Valuing vulnerable leaders
A more localised, more individualised public service model like this is not always comfortable for those at the centre, since decision-making naturally moves outwards, as those at the frontline of service delivery are given more freedom to make decisions. We asked Donna about the implications of The Deal for leadership and for the council as a whole.
“The first thing to say is that this way of working takes courage – that’s the driving leadership value. You have to try new things and you have to be prepared to let go. I would say, ‘Be tight on the values, but loose on the delivery’. The single most important element of this model is that you give people on the frontline permission to innovate.

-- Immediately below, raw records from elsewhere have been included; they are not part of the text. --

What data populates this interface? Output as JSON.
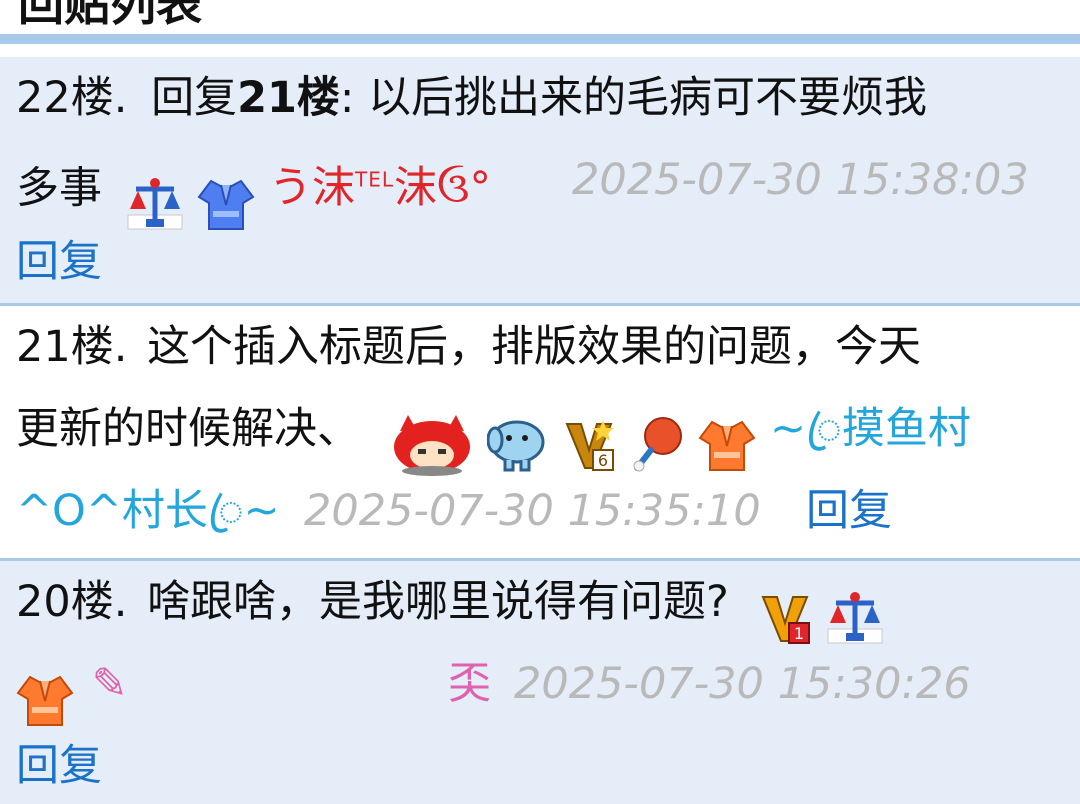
{
  "header": {
    "title": "回贴列表"
  },
  "posts": [
    {
      "floor": "22楼.",
      "reply_prefix": "回复",
      "reply_target": "21楼",
      "content_line1": ": 以后挑出来的毛病可不要烦我",
      "content_line2": "多事",
      "nick_part1": "う沫",
      "nick_tel": "TEL",
      "nick_part2": "沫",
      "nick_tail": "ઉ°",
      "timestamp": "2025-07-30 15:38:03",
      "reply_label": "回复",
      "badge_icons": [
        "scale-icon",
        "robe-blue-icon"
      ]
    },
    {
      "floor": "21楼.",
      "content_line1": "这个插入标题后，排版效果的问题，今天",
      "content_line2": "更新的时候解决、",
      "nick_line1": "~ꦿ摸鱼村",
      "nick_line2": "^O^村长ꦿ~",
      "timestamp": "2025-07-30 15:35:10",
      "reply_label": "回复",
      "badge_icons": [
        "red-cat-avatar-icon",
        "blue-elephant-icon",
        "vip-6-badge-icon",
        "ping-pong-icon",
        "robe-orange-icon"
      ]
    },
    {
      "floor": "20楼.",
      "content_line1": "啥跟啥，是我哪里说得有问题?",
      "nick": "奀",
      "pencil": "✎",
      "timestamp": "2025-07-30 15:30:26",
      "reply_label": "回复",
      "badge_icons": [
        "vip-1-badge-icon",
        "scale-icon",
        "robe-orange-icon"
      ]
    }
  ],
  "colors": {
    "accent_bar": "#a9c9ea",
    "alt_row": "#e4edf8",
    "link": "#1a73c8",
    "timestamp": "#b9b9b9",
    "nick_red": "#e0262a",
    "nick_cyan": "#23a6dc",
    "nick_pink": "#e062ae"
  }
}
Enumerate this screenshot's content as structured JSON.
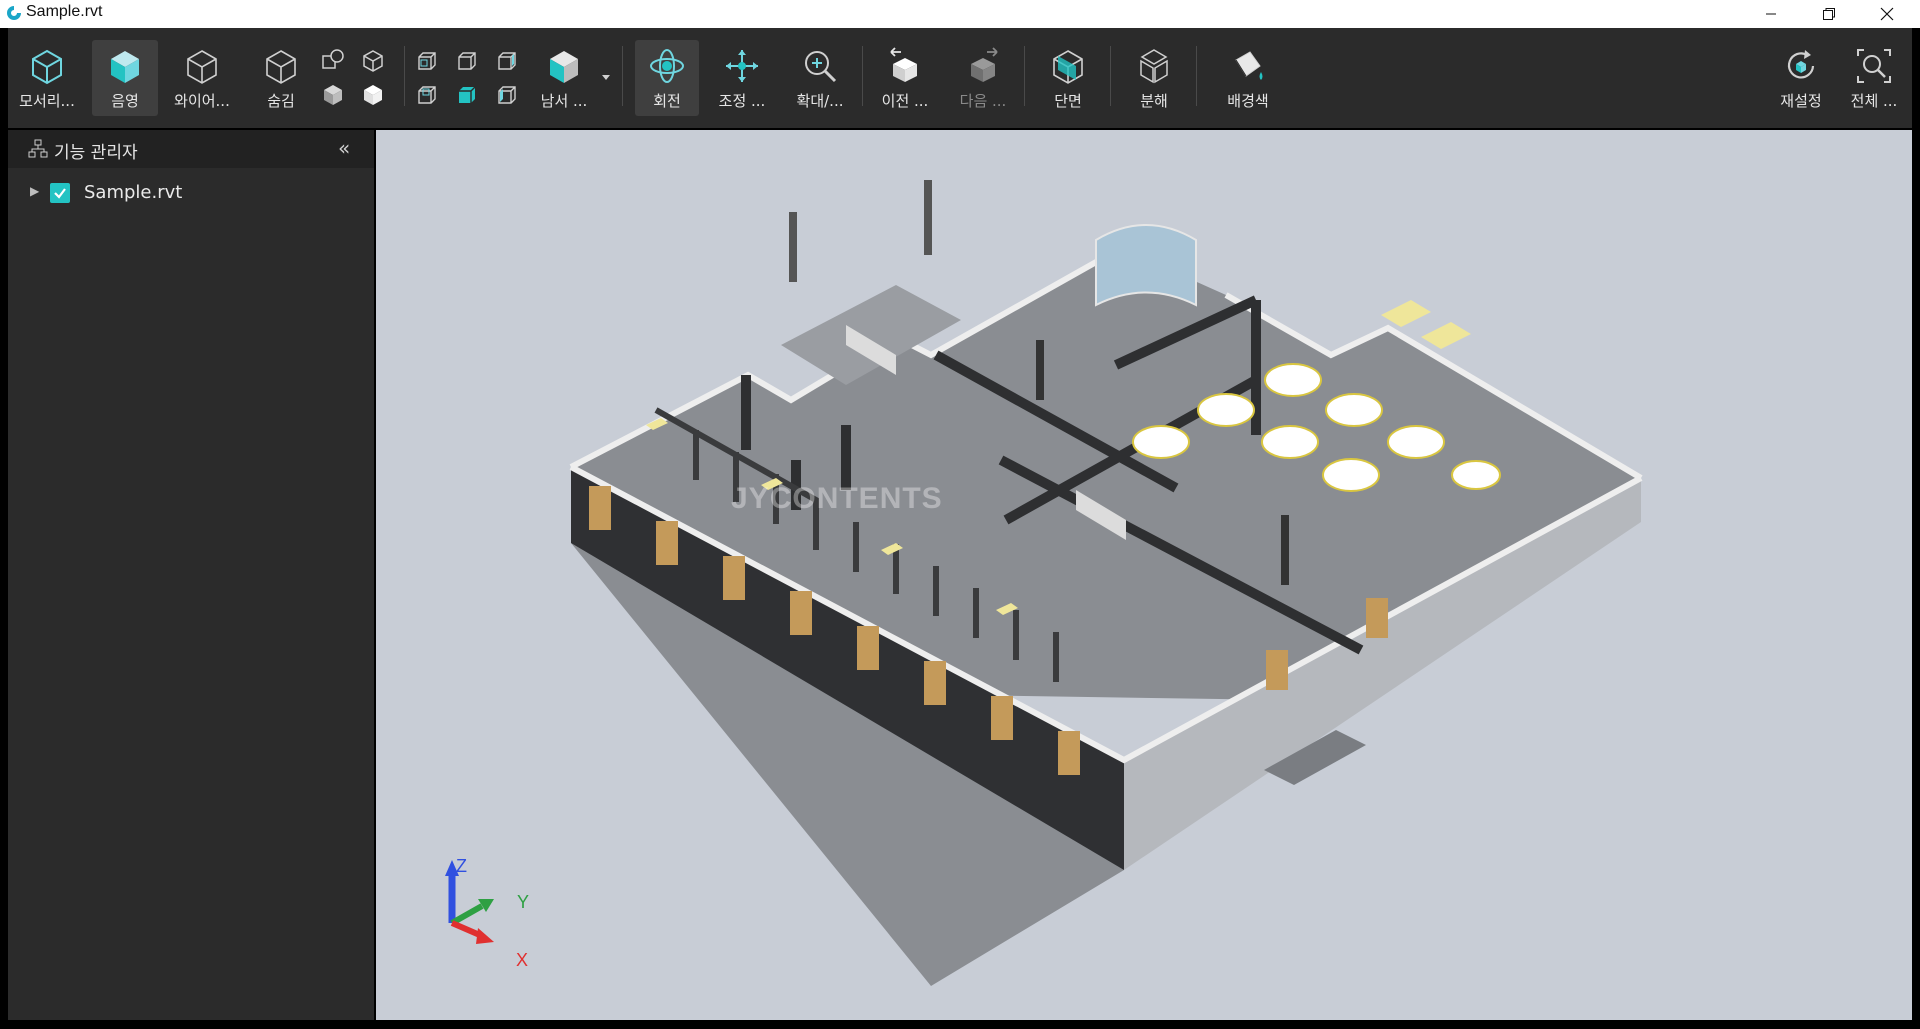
{
  "window": {
    "title": "Sample.rvt"
  },
  "toolbar": {
    "modeling": "모서리...",
    "shading": "음영",
    "wireframe": "와이어...",
    "hide": "숨김",
    "direction": "남서 ...",
    "orbit": "회전",
    "pan": "조정 ...",
    "zoom": "확대/...",
    "previous": "이전 ...",
    "next": "다음 ...",
    "section": "단면",
    "explode": "분해",
    "background": "배경색",
    "reset": "재설정",
    "fit_all": "전체 ..."
  },
  "sidebar": {
    "title": "기능 관리자",
    "collapse_glyph": "«",
    "tree": [
      {
        "label": "Sample.rvt",
        "checked": true,
        "expanded": false
      }
    ]
  },
  "viewport": {
    "watermark": "JYCONTENTS"
  },
  "axes": {
    "x": "X",
    "y": "Y",
    "z": "Z",
    "x_color": "#e03030",
    "y_color": "#2ea043",
    "z_color": "#3050e0"
  },
  "colors": {
    "accent": "#23c3c3",
    "toolbar_bg": "#2b2b2b",
    "viewport_bg": "#c8cdd6"
  }
}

“It’s a model that our residents really appreciate. We’ve listened hard and engaged more and we’ve tried harder to pass power over to the community and give residents greater autonomy. We’ve also admitted when we’ve got things wrong and tried again. It’s not easy for leaders to show vulnerability but I think it has really increased people’s trust in us as an organisation and allowed us to connect with the community in a much more meaningful way.
“Because it has been a deep values-based change, we have had to let go people who weren’t comfortable with that and to hire based on values and behaviours that fit with the philosophy of The Deal. To work in an organisation like ours you need to be prepared to give yourself, to show vulnerability and to step out from behind your clipboard and talk to people with genuine curiosity. That can be hard if you are used to a top-down way of working.”
Central government’s role in local-level change
Wigan clearly has some valuable lessons for local government everywhere, but what about central government. What, if anything, could Westminster most usefully take from The Deal’s highly localised approach and how could it support other local council’s looking to make the change?
“Well, we’d definitely be looking at long-term change with central government, but if the prime minister were to apply a more ethnographic approach, thinking broadly across the idea of human connections rather than looking through the lens of a single organisation or Ministry or initiative, that would be a start. Perhaps it would only work as slow process, focusing on one outcome at a time, allowing for mistakes and corrections, listening.
“It’s not about getting fast results but about changing working practices fundamentally. If a future government was interested in that way of working the change could begin.”
“In terms of creating a more supportive climate for other local councils looking to emulate The Deal, there are several things government could do but the key one would be to change the inspection regimes. The way they work is to encourage risk averse behaviour by monitoring the impact of a single organisation in a way that becomes inevitably silo-focused. If more councils are to develop integrated, holistic, place-based strategies built around people, then we need a new way of looking at outcomes more broadly to encourage this.”
A way forward
Donna recently retired from Wigan Council and is currently Chair of the New Local Government Network (NLGN). The NLGN’s new Community Paradigm report argues for a transfer of power to communities to fill what Donna describes as “the current void of clear thinking around the future role of the state.” Her hope is that this work will be seized on by leaders and communities of people working together in their local areas to demand a mindset and culture shift in local government and beyond.